特養視察「みんなと暮らすまち」先進的な取組みを学ぶ事ができました!

みなさん、こんばんは。宮前区選出の市議会議員、矢沢たかおです。
 
最近、ホームページを一新しました。カスタマイズ性の改善が理由です。市民の皆様に少しでも分かりやすく、そしてキャッチーな見た目も考慮して自分自身で様々なカスタマイズができるテンプレートを採用しました。
 
自由度が上がったせいで、弊害も出てきました。どんな弊害か・・・。

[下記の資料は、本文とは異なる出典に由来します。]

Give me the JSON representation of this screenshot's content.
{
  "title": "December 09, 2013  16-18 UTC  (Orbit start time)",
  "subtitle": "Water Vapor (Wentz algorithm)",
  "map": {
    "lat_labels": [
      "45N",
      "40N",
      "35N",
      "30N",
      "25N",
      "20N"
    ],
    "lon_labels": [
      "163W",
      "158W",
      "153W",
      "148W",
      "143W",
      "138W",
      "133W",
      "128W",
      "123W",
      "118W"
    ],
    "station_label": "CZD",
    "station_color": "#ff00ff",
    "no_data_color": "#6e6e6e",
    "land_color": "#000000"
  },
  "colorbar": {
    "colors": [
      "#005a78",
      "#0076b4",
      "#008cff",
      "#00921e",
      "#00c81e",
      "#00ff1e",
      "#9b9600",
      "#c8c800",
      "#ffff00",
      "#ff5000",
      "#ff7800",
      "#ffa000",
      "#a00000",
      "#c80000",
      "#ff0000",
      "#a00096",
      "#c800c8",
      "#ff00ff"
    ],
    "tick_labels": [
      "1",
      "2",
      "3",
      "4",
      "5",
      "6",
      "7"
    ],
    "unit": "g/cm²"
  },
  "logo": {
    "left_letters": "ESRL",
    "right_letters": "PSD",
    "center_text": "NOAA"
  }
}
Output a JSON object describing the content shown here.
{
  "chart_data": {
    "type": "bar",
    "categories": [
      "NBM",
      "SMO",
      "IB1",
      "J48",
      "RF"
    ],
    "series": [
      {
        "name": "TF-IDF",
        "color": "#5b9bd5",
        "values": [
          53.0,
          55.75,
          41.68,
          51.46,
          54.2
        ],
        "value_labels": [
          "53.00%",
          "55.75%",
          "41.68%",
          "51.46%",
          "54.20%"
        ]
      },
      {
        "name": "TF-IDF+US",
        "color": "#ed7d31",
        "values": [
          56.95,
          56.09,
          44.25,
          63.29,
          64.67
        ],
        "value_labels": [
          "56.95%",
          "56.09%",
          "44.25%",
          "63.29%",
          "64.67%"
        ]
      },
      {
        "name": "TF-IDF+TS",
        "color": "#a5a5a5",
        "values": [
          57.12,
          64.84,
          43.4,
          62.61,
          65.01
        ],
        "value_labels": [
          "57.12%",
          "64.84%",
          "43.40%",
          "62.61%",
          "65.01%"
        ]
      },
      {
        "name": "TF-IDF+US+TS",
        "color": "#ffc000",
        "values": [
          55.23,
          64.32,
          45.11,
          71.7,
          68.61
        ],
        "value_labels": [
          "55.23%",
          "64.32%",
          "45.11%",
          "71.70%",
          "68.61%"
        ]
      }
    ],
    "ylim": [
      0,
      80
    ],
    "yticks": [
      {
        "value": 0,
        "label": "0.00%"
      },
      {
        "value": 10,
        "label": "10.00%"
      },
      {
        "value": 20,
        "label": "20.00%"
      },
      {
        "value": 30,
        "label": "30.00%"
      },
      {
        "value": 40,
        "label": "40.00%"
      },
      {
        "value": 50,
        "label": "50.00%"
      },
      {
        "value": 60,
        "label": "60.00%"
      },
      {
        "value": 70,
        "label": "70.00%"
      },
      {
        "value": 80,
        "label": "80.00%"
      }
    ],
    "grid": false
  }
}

それはいじるのが楽しすぎて夜な夜な作業してしまい、なかなか仕事が手につかないということです(苦笑)
 
ブログの更新というのは、結構な時間と労力がかかりますので、少しでも楽しみながらやれる環境の整備には最大限の力を注ぎたくなってしまいます!(キリッ)
少しでもとっつきやすいブログになればと思います。
 
さて、現在議会期間中ではありますが、合間の時間を作って前から視察をしたかった介護分野でICTを活用した先進的な現場を見てきました。
 

幸区にある特別養護老人ホーム「みんなと暮らすまち」に伺わせていただきました。
 

2008年に開設した特別養護老人ホームです。非常に綺麗でありながら、ところどころに理事長のユニークな展示物があり楽しめる内装となっていました。
 
そしてこの施設で現在実証実験を行っているのが「眠りスキャン」と「Lifi(リーフィ)」というシステム。※写真は眠りスキャンのPC画面写真

 

上の写真はベッドのマットレスを持ち上げて出てきたのが、「眠りスキャン」。利用者と非接触のものなので、汚れることもなく、ほぼメンテナンスフリーで使えるようです。眠りスキャンの画面とこの写真を見ていただいて想像できるとおり、このシステムは利用者が、寝ているのか、起きているのか、ベッドに寝ているが頭は起きている状態なのか、ベッドで寝ていて頭もしっかり寝ている状態なのか、が一目でわかるようになっているシステムです。
 

上の写真は、離床センサー。これでもわずかな段差ですべってしまったり、ころんでしまう利用者がいます。
 
さらに視察では、Lifi(リーフィ)もみたのですが、これはメーカーとしても実証実験中でありシステムも販売ができるような状態ではない、まさに試作品段階のものでしたので写真は載せないようにしたいと思います。Lifiは、どういったシステムなのかというと、排泄ケアを目的としたシステムです。
 
排便を迅速に把握することによって、便漏れを防ぐもので、排便後の匂いにより排泄があったことを検知し、介護者に通知する製品です。排便を速やかに検知し、オムツ交換やシーツ交換などの業務の負担軽減を目指しており、さらに被介護者の肌と排泄物とが接する時間が少なくなることで、床ずれを防ぐことも期待できるそうです。
 
眠りスキャン、Lifiともに施設側のヒアリングをした結果では、どちらも非常に効果が見込めるとのことでした。特に眠りスキャンの完成度は高く、ワーカーの負担軽減効果は絶大との話でした。ぜひ様々な施設でも導入が進むことを期待していきたいところです。
 
今回の視察は、眠りスキャンやLifiともに、川崎市のウェルフェアイノベーションの取組み(市経済労働局)です。ワーカーの業務負担を考える中でもっとも負担と答えているのが排泄ケアです。
 
ワーカーは自分が受け持つ利用者さんのサイクル(いつ排泄があるかを含めた行動パターン)を頭でいつも把握しているのですが、予定していた時間に利用者の排泄がなかった場合、ワーカーはその後も細かく見に行ったりするなどの確認が必要になります。ここでLifi(リーフィ)が役に立つとのことです。
 
介護従事者不足の昨今、経験が浅いワーカーが夜勤勤務に入るケースも多々あります。その際は、どうしても心配になってマメすぎるほどラウンドをしてしまう。システムに100%おんぶにだっこするわけにはいきませんが、眠りスキャンがそういったワーカーの心労を大幅に軽減しているとのことです。さらに利用者を場合によっては起こしてしまうような作業も、眠りスキャンのおかげで、起きている利用者から順で効率的に作業ができるとのことです。素晴らしいですね。
 
現場で実際に活用できるICT製品が普及し、少しでも介護従事者の負担が軽減され、業界全体が抱える課題の解決に寄与してくれればうれしい限りです。
もう少し様々な施設の意見やデータを集めてもらい、市議会としても有益な介護用品の導入がしやすくなるよう措置含め検討していきたいと思います。